Cortical spreading depression is a curious phenomenon produced by injury to the brain or by very strong stimulation. For instance, if you put some potassium chloride on the cerebral cortex, it starts by stimulating the nerve cells but then passes over to a profound decrease in activity. In fact, it produces a complete abolition of activity that spreads throughout the cortex very slowly, at the rate of a few millimeters a minute. When I worked on it with my mentor, Benedict Delisle Burns, the idea that we came up with was that this is due to the spread of the ion potassium, which leaks out of nerve cells when they’re active. The idea was that, when there was very strong activity, a lot of potassium leaked out, which first excited and then depressed adjacent nerve cells. This was the first explicit mechanism proposed to explain spreading depression. It has frequently been attacked, but never refuted. However, it is now clear that it is but one of a number of mechanisms acting in concert to produce the complex phenomenology of spreading depression, involving not only nerve cells, but also astrocytes, blood vessels and possibly even microglial immune cells.

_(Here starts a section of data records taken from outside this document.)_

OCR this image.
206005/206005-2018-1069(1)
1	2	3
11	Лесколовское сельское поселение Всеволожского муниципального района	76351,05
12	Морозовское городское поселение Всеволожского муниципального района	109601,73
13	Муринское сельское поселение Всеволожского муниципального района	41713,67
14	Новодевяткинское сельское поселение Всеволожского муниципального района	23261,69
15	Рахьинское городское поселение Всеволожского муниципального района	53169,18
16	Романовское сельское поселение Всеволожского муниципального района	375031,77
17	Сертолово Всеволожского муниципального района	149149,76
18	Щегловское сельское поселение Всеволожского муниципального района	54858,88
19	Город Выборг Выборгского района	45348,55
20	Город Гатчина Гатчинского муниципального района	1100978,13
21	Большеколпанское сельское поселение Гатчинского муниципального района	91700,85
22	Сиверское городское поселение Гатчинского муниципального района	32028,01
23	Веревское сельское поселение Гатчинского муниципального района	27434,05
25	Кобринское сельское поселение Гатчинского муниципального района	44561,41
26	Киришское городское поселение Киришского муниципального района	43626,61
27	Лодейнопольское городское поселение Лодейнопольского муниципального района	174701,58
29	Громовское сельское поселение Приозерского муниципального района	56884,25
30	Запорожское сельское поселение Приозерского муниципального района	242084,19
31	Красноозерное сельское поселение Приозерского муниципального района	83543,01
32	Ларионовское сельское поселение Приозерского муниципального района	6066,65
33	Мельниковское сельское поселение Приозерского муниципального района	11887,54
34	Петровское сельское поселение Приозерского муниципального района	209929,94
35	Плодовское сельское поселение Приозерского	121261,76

How does cortical spreading depression relate to neurological disorders like migraines?
There was an observation long ago by Karl Lashley about the development of the migraine aura. The aura is only part of a full-on migraine attack, which often involves a terrible headache, usually on one side of the head. You can have the migraine headache with or without the aura, or you can have the aura with or without a headache. The aura consists of strange, scintillating lights that move through your field of vision and at the same time block out the vision in the center of the field. Lashley measured the rate of movement of the flashing lights and compared that to the rate that activity must be moving over the cerebral cortex in order to give rise to this phenomenon. Cortical spreading depression is now known to be the basis for the aura, and may be a triggering factor for the headache.
There’s now great interest in spreading depression accompanying and increasing the severity of injuries to the brain. One of the things that can happen in brain injury is that the site of injury may become the point of initiation of multiple spreading depressions. And it’s been shown that spreading depression can increase the extent of the injury over days. In addition, there’s almost certainly spreading depression associated with concussions, and it might be the basis for the loss of consciousness. Our understanding of spreading depression has very widespread medical implications, including for stroke, brain hemorrhage, and epilepsy, as well as brain trauma.

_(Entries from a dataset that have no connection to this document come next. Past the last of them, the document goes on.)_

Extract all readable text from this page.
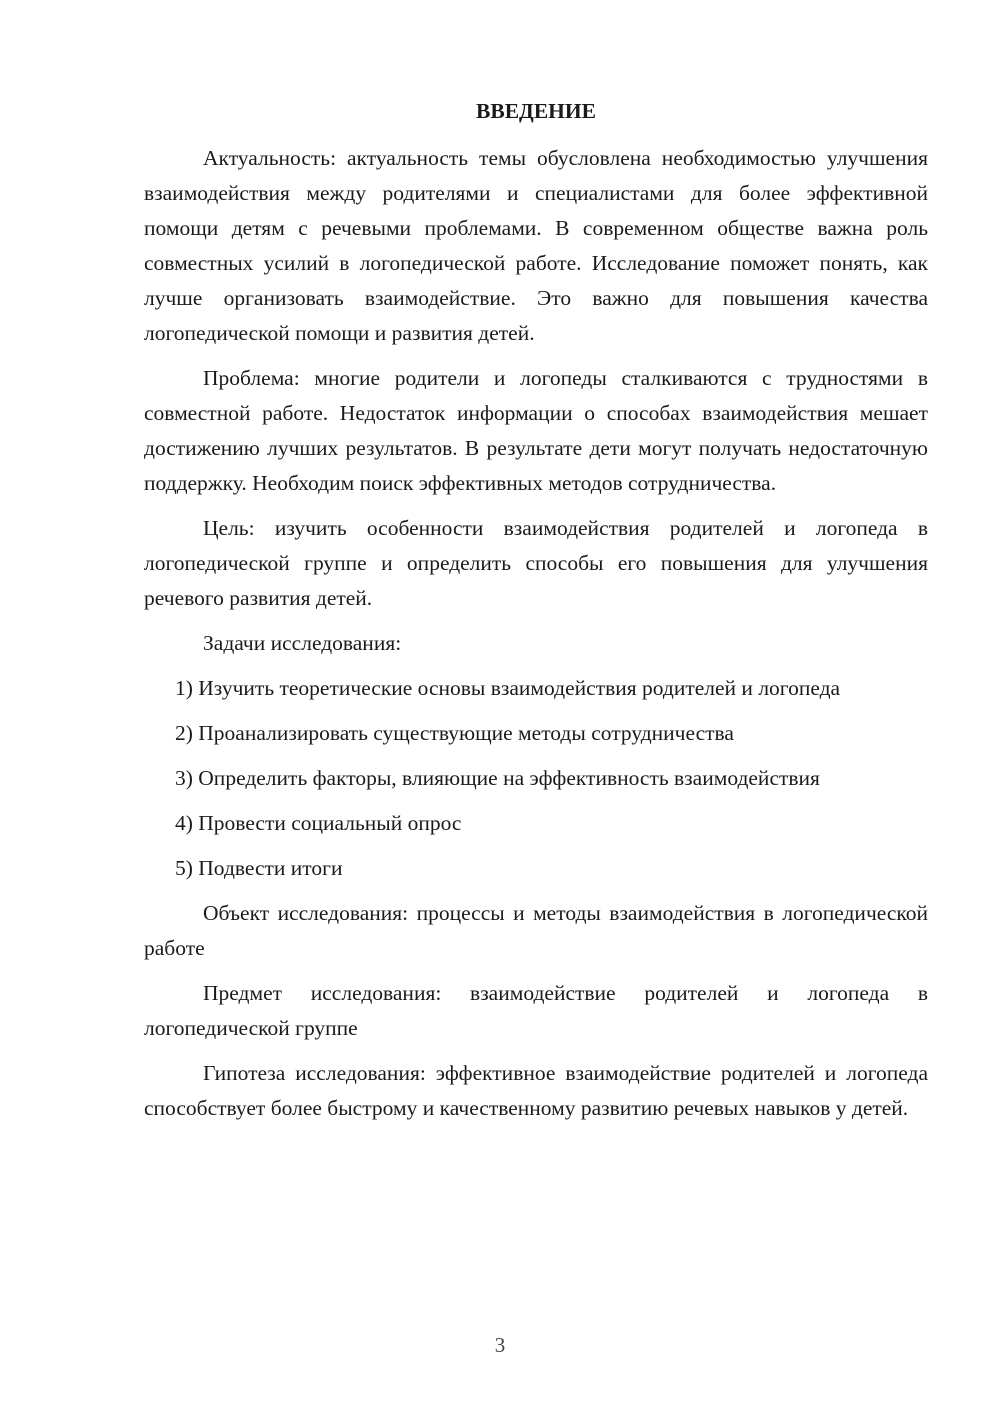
ВВЕДЕНИЕ

Актуальность: актуальность темы обусловлена необходимостью улучшения взаимодействия между родителями и специалистами для более эффективной помощи детям с речевыми проблемами. В современном обществе важна роль совместных усилий в логопедической работе. Исследование поможет понять, как лучше организовать взаимодействие. Это важно для повышения качества логопедической помощи и развития детей.

Проблема: многие родители и логопеды сталкиваются с трудностями в совместной работе. Недостаток информации о способах взаимодействия мешает достижению лучших результатов. В результате дети могут получать недостаточную поддержку. Необходим поиск эффективных методов сотрудничества.

Цель: изучить особенности взаимодействия родителей и логопеда в логопедической группе и определить способы его повышения для улучшения речевого развития детей.

Задачи исследования:

1) Изучить теоретические основы взаимодействия родителей и логопеда

2) Проанализировать существующие методы сотрудничества

3) Определить факторы, влияющие на эффективность взаимодействия

4) Провести социальный опрос

5) Подвести итоги

Объект исследования: процессы и методы взаимодействия в логопедической работе

Предмет исследования: взаимодействие родителей и логопеда в логопедической группе

Гипотеза исследования: эффективное взаимодействие родителей и логопеда способствует более быстрому и качественному развитию речевых навыков у детей.

3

My prominence in the field of spreading depression rests almost entirely on the work that I did for my PhD thesis. I have not done any laboratory research on it since then. I like to think that my scientific reputation also reflects the significance of my subsequent work on axonal transport and nerve regeneration.
The Bernice Grafstein Award for Outstanding Accomplishments in Mentoring recognizes individuals who are dedicated to women’s advancement in neuroscience. What do you hope to accomplish by supporting this award?
I think the title of the award just says it all. I think that mentoring of women in particular has a very real role at the present time. But I don’t necessarily support it on the basis of my own experience. I’m not saying that I was badly treated so therefore I’m going to make sure other women don’t have to put up with that. In my own career I had such great visibility that, while it didn’t balance out the discrimination, it certainly provided a different kind of opportunity for me at that time. I don’t think that women in science have that same visibility today because of their greater numbers. Mentoring helps to give them the support that they need for advancement.